Building on previous iterations, I started a medium exploration, folding my handmande countries’ names into a zine and I experimenting with the shapes of countries’ sea areas.
The resulting patterns relate to topographic representation or expansion of sea areas, and the zine format to folded maps.

After reading an article about gentrification in Ladbroke Grove, I made a map with all the remaining spots related to Caribbean Culture.

And made a map of maps using my references.

The work by Jean Pierre praises the work of New York delivery drivers by collecting screenshots from Google Street View.
The designer shines a light on their work, but uses a distant approach.

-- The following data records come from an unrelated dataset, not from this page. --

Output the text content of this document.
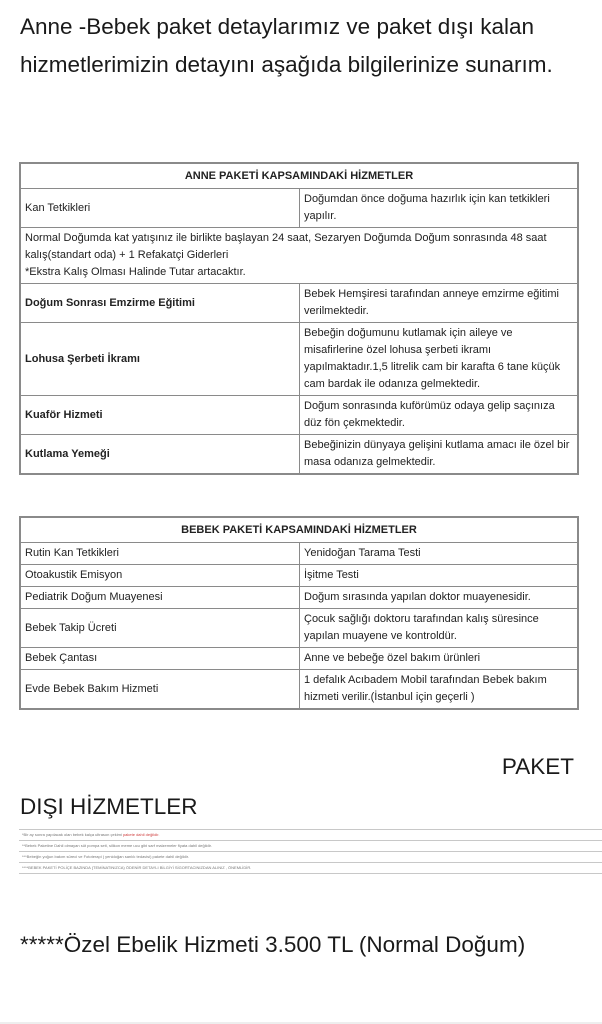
Anne -Bebek paket detaylarımız ve paket dışı kalan hizmetlerimizin detayını aşağıda bilgilerinize sunarım.

ANNE PAKETİ KAPSAMINDAKİ HİZMETLER	
Kan Tetkikleri	Doğumdan önce doğuma hazırlık için kan tetkikleri yapılır.
Normal Doğumda kat yatışınız ile birlikte başlayan 24 saat, Sezaryen Doğumda Doğum sonrasında 48 saat kalış(standart oda) + 1 Refakatçi Giderleri
*Ekstra Kalış Olması Halinde Tutar artacaktır.	
Doğum Sonrası Emzirme Eğitimi	Bebek Hemşiresi tarafından anneye emzirme eğitimi verilmektedir.
Lohusa Şerbeti İkramı	Bebeğin doğumunu kutlamak için aileye ve misafirlerine özel lohusa şerbeti ikramı yapılmaktadır.1,5 litrelik cam bir karafta 6 tane küçük cam bardak ile odanıza gelmektedir.
Kuaför Hizmeti	Doğum sonrasında kuförümüz odaya gelip saçınıza düz fön çekmektedir.
Kutlama Yemeği	Bebeğinizin dünyaya gelişini kutlama amacı ile özel bir masa odanıza gelmektedir.
BEBEK PAKETİ KAPSAMINDAKİ HİZMETLER	
Rutin Kan Tetkikleri	Yenidoğan Tarama Testi
Otoakustik Emisyon	İşitme Testi
Pediatrik Doğum Muayenesi	Doğum sırasında yapılan doktor muayenesidir.
Bebek Takip Ücreti	Çocuk sağlığı doktoru tarafından kalış süresince yapılan muayene ve kontroldür.
Bebek Çantası	Anne ve bebeğe özel bakım ürünleri
Evde Bebek Bakım Hizmeti	1 defalık Acıbadem Mobil tarafından Bebek bakım hizmeti verilir.(İstanbul için geçerli )
PAKET
DIŞI HİZMETLER
*Bir ay sonra yapılacak olan bebek kalça ultrason çekimi pakete dahil değildir.
**Bebek Paketine Dahil olmayan süt pompa seti, silikon meme ucu gibi sarf malzemeler fiyata dahil değildir.
***Bebeğin yoğun bakım süreci ve Fototerapi ( yenidoğan sarılık tedavisi) pakete dahil değildir.
****BEBEK PAKETİ POLİÇE BAZINDA (TEMİNATINIZCA) ÖDENİR DETAYLI BİLGİYİ SİGORTACINIZDAN ALINIZ , ÖNEMLİDİR.

*****Özel Ebelik Hizmeti 3.500 TL (Normal Doğum)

The first pages on this zine show a delivery rider I found navigating Google Street View and information like cost of gear and hourly pay. Then a fictional day-in-the-life-style-story, based on a true account taken from the news article. It exposes their precarious working conditions.


I experimented with video iterations.
Linda Knight’s Inefficient Mapping: A Protocol for Attuning to Phenomena provide useful methods for exploring this question. The author focuses on the unmappable. She embraces the abstract as way to represent the complex relations between human and non-human organisms.

The next iterations map the presence of delivery riders as observed from six different spots on Granary Square, using tracing paper and a black pen over a photo of the square.
I gathered the maps from Granary Square in this larger 21x21cm unfinished publication, which shows them in true size next to my personal notes while drawing them. It ends with an interview with Paulo, a Brazilian delivery rider who works every day from 7am to 11pm.